People will always be drawn to water and if you have a camera, you will probably be drawn to capturing it in its many forms. Scenic vistas are often made more beautiful if there happens to be a body of water in such as an ocean, waterfall, or babbling brook. Even the fallen rain onto leaves or the reflection of the sky in a puddle holds its own artistic allure. Have you ever tried to capture a falling water drop or the splash after a drop hit the water? It is often easier said than done.
My own adventures into this type of photography have met with varying degrees of success. There is nothing better (not) than having a full hour of shooting literally hundreds of photos to look and find out that you missed most of the splashes, the lighting is too dark or too bright, or all the photos are blurry (In my defense here, my up-close vision is poor because as my ophthalmologist told me I have old eyes. All the shots look blurry when looking at the back of my camera so I just figure it is my vision, not that I have blurry images.)
I have tried a variety of liquids from water to oil to milk to glycerin to honey. Honey is a beautiful colour in the light and moves in very interesting ways but you really have to have the patience of a heron (side note: herons are very patient. Watch them and see if you don’t mind waiting) to wait for the drops to drop and in the end, I mostly missed the moment of contact with the surface of the water or milk in the catch receptacle because I nodded off. Glycerin is similar in consistency and seems to just slide into any other liquid without much energy or flourish. Water is a wonderful thing to capture because of its transparency. The play of light on it, the movement, it’s all interesting and if you add food colouring it becomes even more fun.
WARNING: science content. Let’s take a look at the physics of a water droplet. The simplest way to form a water drop is to allow it to flow slowly from the lower end of a vertical tube of small diameter. The surface tension of the water causes it to hang from the tube forming a pendant (the typical water drop shape: round on the bottom and pointy at the top). When the drop exceeds a size that is no longer stable it will detach itself and falls. The falling drop retains its shape by the force of surface tension. This shape will change depending on the size of the drop. A drop of 2 mm (in diameter) will be more or less spherical but bigger drops start to flatten out. Slightly larger than 6 mm the drop deforms so much that it will break apart.

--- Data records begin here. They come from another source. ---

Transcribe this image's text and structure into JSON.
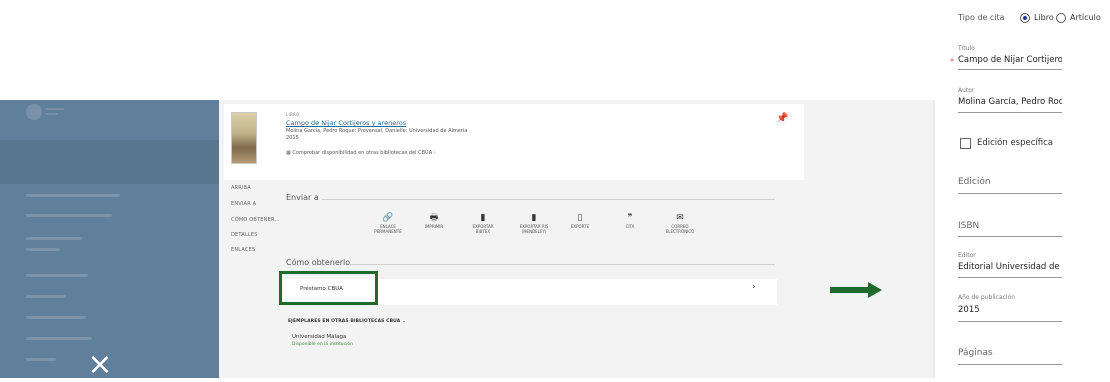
{
  "sidebar": {
    "close_label": "×"
  },
  "record": {
    "type": "LIBRO",
    "title": "Campo de Nijar Cortijeros y areneros",
    "authors": "Molina García, Pedro Roque; Provensal, Danielle; Universidad de Almería",
    "year": "2015",
    "availability_link": "Comprobar disponibilidad en otras bibliotecas del CBUA  ›"
  },
  "nav": {
    "items": [
      "ARRIBA",
      "ENVIAR A",
      "CÓMO OBTENER...",
      "DETALLES",
      "ENLACES"
    ]
  },
  "send": {
    "heading": "Enviar a",
    "actions": [
      {
        "label": "ENLACE\nPERMANENTE",
        "icon": "link-icon"
      },
      {
        "label": "IMPRIMIR",
        "icon": "print-icon"
      },
      {
        "label": "EXPORTAR\nBIBTEX",
        "icon": "file-export-icon"
      },
      {
        "label": "EXPORTAR RIS\n(MENDELEY)",
        "icon": "file-export-icon"
      },
      {
        "label": "EXPORTE",
        "icon": "document-icon"
      },
      {
        "label": "CITA",
        "icon": "quote-icon"
      },
      {
        "label": "CORREO\nELECTRÓNICO",
        "icon": "mail-icon"
      }
    ]
  },
  "obtain": {
    "heading": "Cómo obtenerlo",
    "loan": "Préstamo CBUA",
    "chevron": "›",
    "other_libraries": "EJEMPLARES EN OTRAS BIBLIOTECAS CBUA",
    "library_name": "Universidad Málaga",
    "library_status": "Disponible en la institución"
  },
  "form": {
    "citation_type_label": "Tipo de cita",
    "options": [
      "Libro",
      "Artículo"
    ],
    "selected": "Libro",
    "title_label": "Título",
    "title_value": "Campo de Nijar Cortijeros",
    "author_label": "Autor",
    "author_value": "Molina García, Pedro Roq",
    "specific_edition": "Edición específica",
    "edition_placeholder": "Edición",
    "isbn_placeholder": "ISBN",
    "publisher_label": "Editor",
    "publisher_value": "Editorial Universidad de A",
    "year_label": "Año de publicación",
    "year_value": "2015",
    "pages_placeholder": "Páginas"
  },
  "colors": {
    "highlight": "#1f6b2d",
    "arrow": "#1f6b2d",
    "link": "#1d6a8f",
    "sidebar": "#5f7f9b"
  }
}
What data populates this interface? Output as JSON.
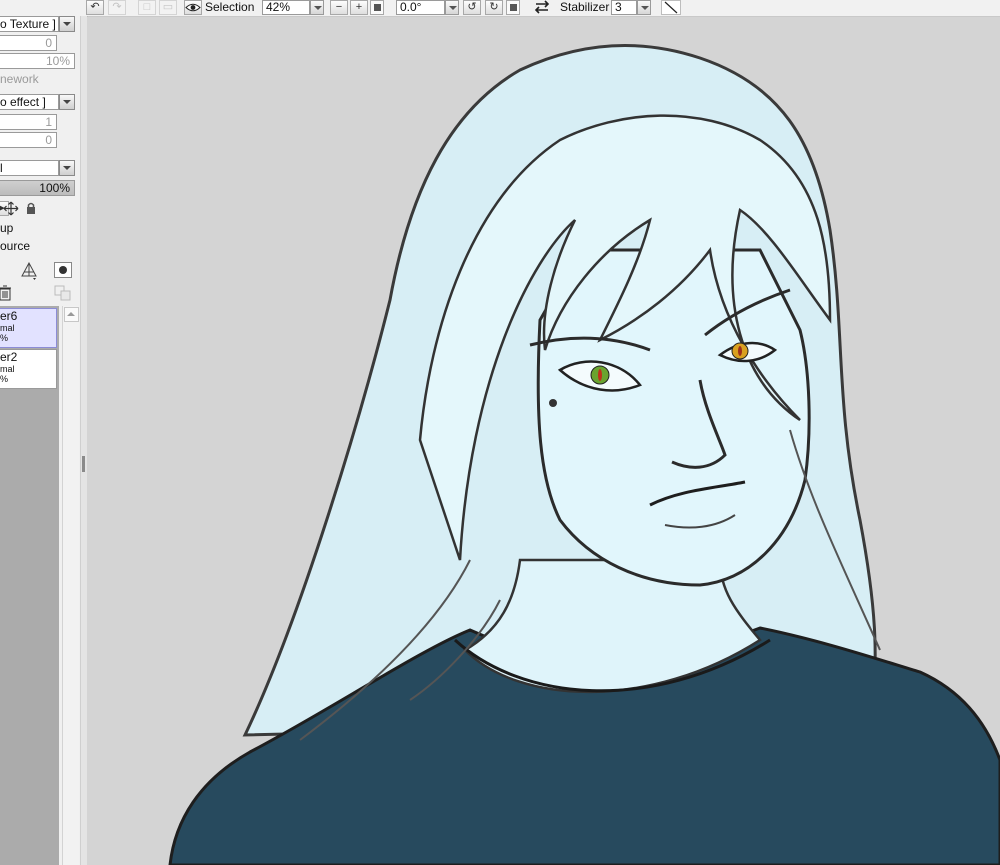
{
  "toolbar": {
    "undo_icon": "undo-icon",
    "redo_icon": "redo-icon",
    "selection_label": "Selection",
    "zoom_value": "42%",
    "rotation_value": "0.0°",
    "stabilizer_label": "Stabilizer",
    "stabilizer_value": "3"
  },
  "panel": {
    "texture_label": "o Texture ]",
    "texture_value_1": "0",
    "texture_value_2": "10%",
    "framework_label": "nework",
    "effect_label": "o effect ]",
    "effect_value_1": "1",
    "effect_value_2": "0",
    "blend_mode": "l",
    "opacity": "100%",
    "clip_group_label": "up",
    "selection_source_label": "ource"
  },
  "layers": [
    {
      "name": "er6",
      "mode": "mal",
      "opacity": "%"
    },
    {
      "name": "er2",
      "mode": "mal",
      "opacity": "%"
    }
  ],
  "colors": {
    "canvas_bg": "#d4d4d4",
    "skin": "#dff4fa",
    "shirt": "#274a5e",
    "eye_left": "#6aa32f",
    "eye_right": "#d9a020",
    "selected_layer": "#e2e2ff"
  }
}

Working in a lab, I have access to all sorts of tubing, syringes and drop-makers. I have varied the size and speed of drops produced by said equipment. Photos have been shot from the level of the water to get above and below the water, shot at an angle, close up and VERY close up too. Everything you adjust will change the shape and the size of the drops and no two reactions are the same, like a snowflake. (Another thing that I have not been the least bit successful at but winter is coming fast so I think I will have plenty of chances to try again and curse and cry until I figure that out. Bit of drama here, I know. Although failure may be the thing that teaches us the most, it always hurts my ego. Why can’t it be perfect from the get-go?)

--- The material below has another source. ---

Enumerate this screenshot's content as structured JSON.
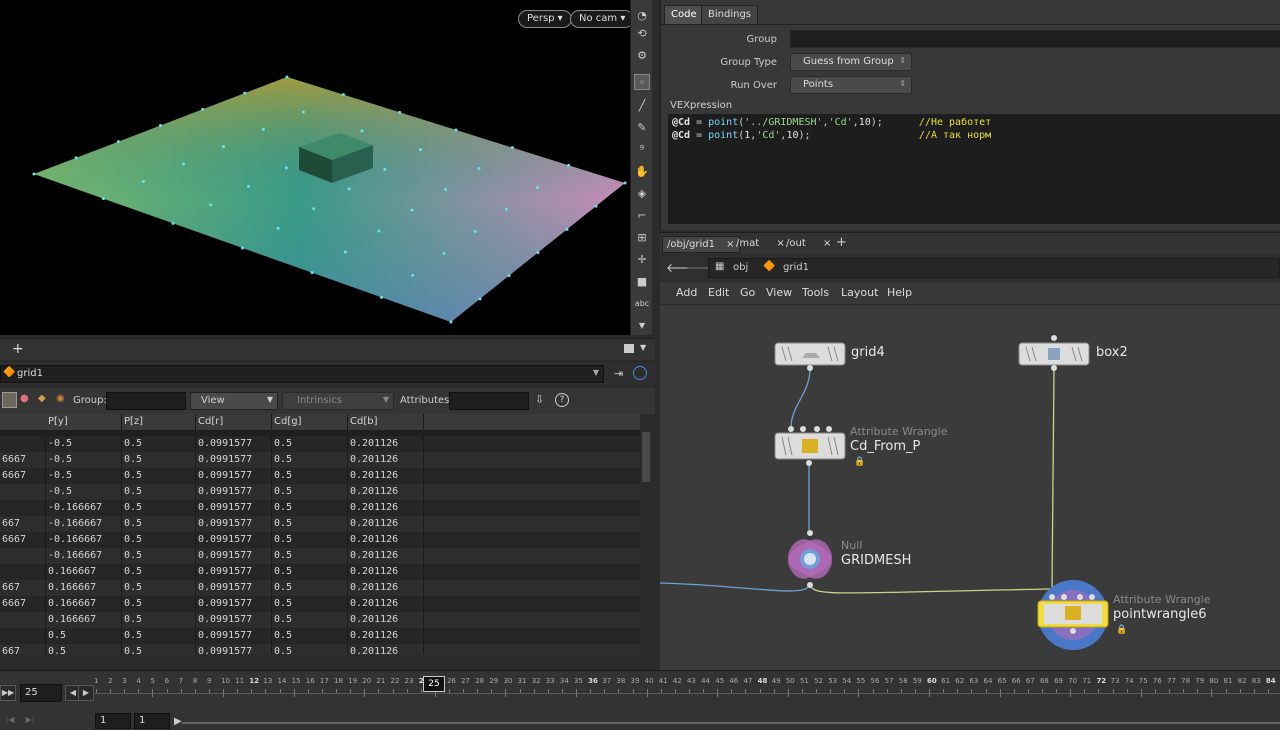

My most recent attempts at the drop conundrum are as follows. A tripod is essential because it is very hard to catch anything that is in motion with a handheld camera. Set your camera in manual mode and have a point of reference to focus on (I use a wooden skewer but I am sure anything else will work too. 🙂 Your ISO really should not be above 400 because your picture will have a lot of noise at much higher. Aperture is dependent on your camera. It can really be anywhere between F10-16 although it is better around 16 if you are using a full-frame camera. Shutter speed is something I have played a lot with just to compare the differences but found that 1/200 seems to works well.
Now that we have all those numbers down, I will have to say that timing is the thing that is probably the hardest thing to nail down. Too soon and you will get just round drops of water in the air before they hit the water. If you snap the shot when it hits the water, all you are left with in a cavity caused by the drop. You really have to wait until it has hit the water to catch the splash back which can be a crown or a column depending on the amount of water in the catch receptacle. You will have the best results of catching something if you snap off a few shots in quick succession.
So with all this information, you are now armed to do battle with the water drop! Try different liquids, vary the amount of liquid in the catch basin, change your shutter speed a bit and see how that affects things. The great thing about DSLR cameras is that everything you do is immediate and you are not spending hundreds of dollars on film. And if your shots are truly terrible, delete them before anyone sees them. Good luck and happy clicking!